Wikisource, a biblioteca livre

Simão ajuntou a carta de Thereza ao maço das suas, e subiu cambaleando. No convéz sentou-se n’um monte de cordame, e contemplou o mirante de Monchique, que avultava negro ao sopé da serra penhascosa em que actualmente vai a rua da Restauração.
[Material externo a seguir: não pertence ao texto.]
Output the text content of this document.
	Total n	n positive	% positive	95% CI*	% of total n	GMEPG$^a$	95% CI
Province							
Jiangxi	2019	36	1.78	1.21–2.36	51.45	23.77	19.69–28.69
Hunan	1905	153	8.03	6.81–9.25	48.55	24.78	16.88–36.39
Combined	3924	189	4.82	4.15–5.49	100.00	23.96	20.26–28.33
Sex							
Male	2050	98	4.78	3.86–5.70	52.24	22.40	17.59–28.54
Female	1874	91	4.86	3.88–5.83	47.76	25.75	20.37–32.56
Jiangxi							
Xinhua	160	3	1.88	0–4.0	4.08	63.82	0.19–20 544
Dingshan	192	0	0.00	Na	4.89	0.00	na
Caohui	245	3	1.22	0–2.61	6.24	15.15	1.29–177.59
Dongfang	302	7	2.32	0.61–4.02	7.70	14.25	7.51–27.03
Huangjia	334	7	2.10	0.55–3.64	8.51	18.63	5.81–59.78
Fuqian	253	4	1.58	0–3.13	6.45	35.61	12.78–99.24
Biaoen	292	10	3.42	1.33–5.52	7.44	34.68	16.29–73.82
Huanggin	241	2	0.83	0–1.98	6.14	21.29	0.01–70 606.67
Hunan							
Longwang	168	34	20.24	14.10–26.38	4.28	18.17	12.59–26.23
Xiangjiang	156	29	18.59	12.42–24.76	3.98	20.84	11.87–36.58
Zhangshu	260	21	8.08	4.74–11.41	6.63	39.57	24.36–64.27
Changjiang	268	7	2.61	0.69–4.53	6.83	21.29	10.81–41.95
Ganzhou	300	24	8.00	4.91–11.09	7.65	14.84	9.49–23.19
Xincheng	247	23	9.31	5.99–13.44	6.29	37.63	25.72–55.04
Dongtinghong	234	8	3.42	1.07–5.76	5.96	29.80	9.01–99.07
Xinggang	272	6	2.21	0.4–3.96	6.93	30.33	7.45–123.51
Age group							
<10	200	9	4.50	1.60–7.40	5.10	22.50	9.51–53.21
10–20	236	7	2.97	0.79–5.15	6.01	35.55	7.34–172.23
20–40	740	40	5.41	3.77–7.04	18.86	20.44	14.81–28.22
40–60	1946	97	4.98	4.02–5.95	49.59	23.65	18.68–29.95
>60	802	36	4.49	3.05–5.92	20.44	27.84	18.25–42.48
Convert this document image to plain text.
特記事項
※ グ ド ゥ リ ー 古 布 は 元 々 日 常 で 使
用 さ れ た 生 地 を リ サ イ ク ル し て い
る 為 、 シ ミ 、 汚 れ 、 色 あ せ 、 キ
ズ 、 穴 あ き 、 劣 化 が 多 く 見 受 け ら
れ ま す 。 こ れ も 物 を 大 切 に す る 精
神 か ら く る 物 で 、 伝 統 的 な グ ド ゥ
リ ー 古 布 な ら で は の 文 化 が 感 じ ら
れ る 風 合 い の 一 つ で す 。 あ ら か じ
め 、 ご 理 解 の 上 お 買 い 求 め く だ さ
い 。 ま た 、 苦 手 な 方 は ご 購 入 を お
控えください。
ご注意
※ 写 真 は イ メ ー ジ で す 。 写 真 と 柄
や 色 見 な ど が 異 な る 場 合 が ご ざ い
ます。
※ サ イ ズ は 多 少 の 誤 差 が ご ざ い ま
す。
O capitão passeava da prôa á ré; mas com o ouvido fito aos movimentos do degredado. Receára elle o proposito do suicidio, porque Marianna lhe incutira semelhante suspeita. Queria o maritimo fallar-lhe palavras consoladoras, mas pensava comsigo: «O que ha de dizer-se a um homem que soffre assim?» E parava junto d’elle algumas vezes, como para desviar-lhe o espirito d’aquelle mirante.

— Eu não me suicido! — exclamou abruptamente Simão Botelho — Se a sua generosidade, senhor capitão, se interessa em que eu viva, póde dormir descansado a sua noite, que eu não me suicido.

— Mas mereço-lhe eu a condescendencia de descer comigo á camara?

— Irei; mas eu lá soffro mais, senhor.

Não replicou o commandante, e continuou a passear no convez, apesar das rajadas de vento.

Marianna estava agachada, entre os pacotes da carga, a pouca distancia de Simão. O commandante viu-a, fallou-lhe, e retirou-se.

Ás tres horas da manhã Simão Botelho segurou entre as mãos a testa que se lhe abria abrazada pela febre.